Yo,
> It is perfectly valid for a method to raise an error if the current instance
> does not meet certain criteria. I feel a double standard here with
> multiedges and loops...
If you consider it my responsibility to write, fix and manage the
loops/mutiedges code for graphs we have a problem. It is something
that YOU use and that I must manage ? Funny. Let me, and loops and
multiedges are gone from Sage tomorrow.
>> - Mathematically speaking, this method cannot even be *defined* on the
>> object to which it belongs (the order does not always exist)
>
> It has a perfectly valid and useful definition with a very mild assumption.
Most functions of this class that are not broken (contrary to
.base_ring, N, subs, ...) make this assumption. The class itself
should be changed. Even functions which *should* work (because of this
order) fail because the permutation contains zero:
sage: SetPartition([[0,1,2],[3,4]]).to_permutation()
...
ValueError: All elements should be strictly positive integers, and
I just found a negative one.
What you see is the result of long and careless programming: nobody
cared to check the assumptions of the functions they write, *AND* they
were all convinced that the functions only meant to handle the object
that they have in mind, i.e. SetPartition on 1,...,n.
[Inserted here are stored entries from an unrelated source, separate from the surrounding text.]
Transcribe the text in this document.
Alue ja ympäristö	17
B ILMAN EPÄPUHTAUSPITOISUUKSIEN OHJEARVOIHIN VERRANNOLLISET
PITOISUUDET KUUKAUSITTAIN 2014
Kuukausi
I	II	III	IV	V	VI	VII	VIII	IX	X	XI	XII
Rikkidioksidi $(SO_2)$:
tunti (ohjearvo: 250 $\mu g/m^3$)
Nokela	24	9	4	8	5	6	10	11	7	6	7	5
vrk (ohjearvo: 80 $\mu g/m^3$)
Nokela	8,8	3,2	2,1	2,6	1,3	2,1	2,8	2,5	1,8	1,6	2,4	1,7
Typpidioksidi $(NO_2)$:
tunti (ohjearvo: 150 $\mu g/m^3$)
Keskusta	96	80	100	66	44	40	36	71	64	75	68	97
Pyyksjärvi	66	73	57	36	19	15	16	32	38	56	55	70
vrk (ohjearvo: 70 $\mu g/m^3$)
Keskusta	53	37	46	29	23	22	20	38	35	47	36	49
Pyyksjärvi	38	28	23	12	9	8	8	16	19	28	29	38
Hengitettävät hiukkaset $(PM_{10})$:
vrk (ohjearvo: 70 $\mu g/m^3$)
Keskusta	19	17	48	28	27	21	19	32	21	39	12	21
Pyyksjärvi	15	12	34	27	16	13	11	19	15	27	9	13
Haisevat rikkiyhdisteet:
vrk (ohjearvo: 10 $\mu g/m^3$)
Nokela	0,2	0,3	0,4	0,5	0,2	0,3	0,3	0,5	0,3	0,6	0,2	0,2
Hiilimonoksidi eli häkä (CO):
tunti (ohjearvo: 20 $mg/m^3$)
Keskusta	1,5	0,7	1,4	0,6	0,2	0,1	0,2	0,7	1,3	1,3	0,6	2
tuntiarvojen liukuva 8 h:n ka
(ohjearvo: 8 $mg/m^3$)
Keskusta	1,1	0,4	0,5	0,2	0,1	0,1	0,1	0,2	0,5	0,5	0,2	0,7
You cannot "fix it" by adding some doc (even if you actually end up
doing it). You need to actively check the assumptions that the
functions make, or declare once and for all that this class is only
meant to handle the kind of input that Permutation does (1- indexed
again. Seriously ...).
> I don't mind adding a *little* warning to the doc.
Think of the users.
> BTW, the only messages complaining about this I've seen is from you.
Theorem: When the first person complains, he is the only one to complain.